Cytokine modulation of antigen expression in human melanoma cell lines derived from primary and metastatic tumour tissues.

The constitutive and cytokine-mediated expression of MHC class I and II antigens and intercellular adhesion molecule-1 (ICAM-1) was evaluated on eight human melanoma cell lines derived from primary and metastatic malignancies from patients (WM human melanoma series) including three pairs of related cell lines derived from the same individual. The cytokines IL-1 beta, IL-4, IL-6, TNF alpha, TGF beta 2, IFN gamma and IFN alpha were assessed for their ability to modulate the expression of cell surface antigens. MHC class I and class II antigen expression was unregulated by IFN gamma, IFN alpha and/or TNF alpha in cell lines established from primary melanoma. In contrast the cell lines derived from metastatic deposits did not show an increase in expression of MHC antigens in response to these cytokines.
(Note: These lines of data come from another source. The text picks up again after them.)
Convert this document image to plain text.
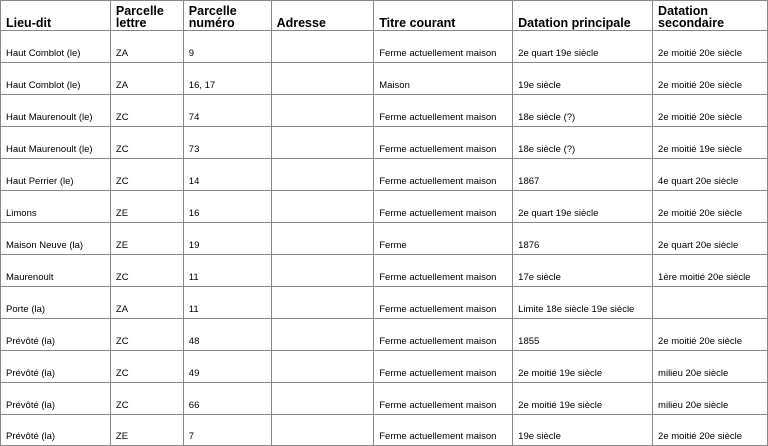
Lieu-dit	Parcelle lettre	Parcelle numéro	Adresse	Titre courant	Datation principale	Datation secondaire
Haut Comblot (le)	ZA	9		Ferme actuellement maison	2e quart 19e siècle	2e moitié 20e siècle
Haut Comblot (le)	ZA	16, 17		Maison	19e siècle	2e moitié 20e siècle
Haut Maurenoult (le)	ZC	74		Ferme actuellement maison	18e siècle (?)	2e moitié 20e siècle
Haut Maurenoult (le)	ZC	73		Ferme actuellement maison	18e siècle (?)	2e moitié 19e siècle
Haut Perrier (le)	ZC	14		Ferme actuellement maison	1867	4e quart 20e siècle
Limons	ZE	16		Ferme actuellement maison	2e quart 19e siècle	2e moitié 20e siècle
Maison Neuve (la)	ZE	19		Ferme	1876	2e quart 20e siècle
Maurenoult	ZC	11		Ferme actuellement maison	17e siècle	1ère moitié 20e siècle
Porte (la)	ZA	11		Ferme actuellement maison	Limite 18e siècle 19e siècle	
Prévôté (la)	ZC	48		Ferme actuellement maison	1855	2e moitié 20e siècle
Prévôté (la)	ZC	49		Ferme actuellement maison	2e moitié 19e siècle	milieu 20e siècle
Prévôté (la)	ZC	66		Ferme actuellement maison	2e moitié 19e siècle	milieu 20e siècle
Prévôté (la)	ZE	7		Ferme actuellement maison	19e siècle	2e moitié 20e siècle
Both primary and metastatic WM cell lines were shown to be resistant to spontaneous natural killer cell (NK) activity, but susceptible to effector lymphocytes mediating lymphotine activated killer (LAK) cytotoxicity as a result of activation by IL-2. Although the constitutive and cytokine-induced level of expression of ICAM-1 and MHC antigens varied between paired primary and metastatic cell lines, this did not correlate with susceptibility of the cell line target to NK or LAK cytotoxicity. Whereas the IFNs, TNF alpha, TGF beta 2 and IL-1 beta differentially modulated the expression of ICAM-1 and MHC class I, treatment with IFNs (but not IL-1 beta, TNF alpha or TGF beta 2) resulted in a significant reduction in the sensitivity of the melanoma cells to NK and LAK cytotoxicity. Constitutive ICAM-1 expression was positively correlated with the ability of WM cell lines to colonise the lungs of SCID mice upon i.v. injection. The acquisition of cytokine resistance and inability to demonstrate enhanced cell surface expression may represent an important feature associated with the development of the metastatic phenotype.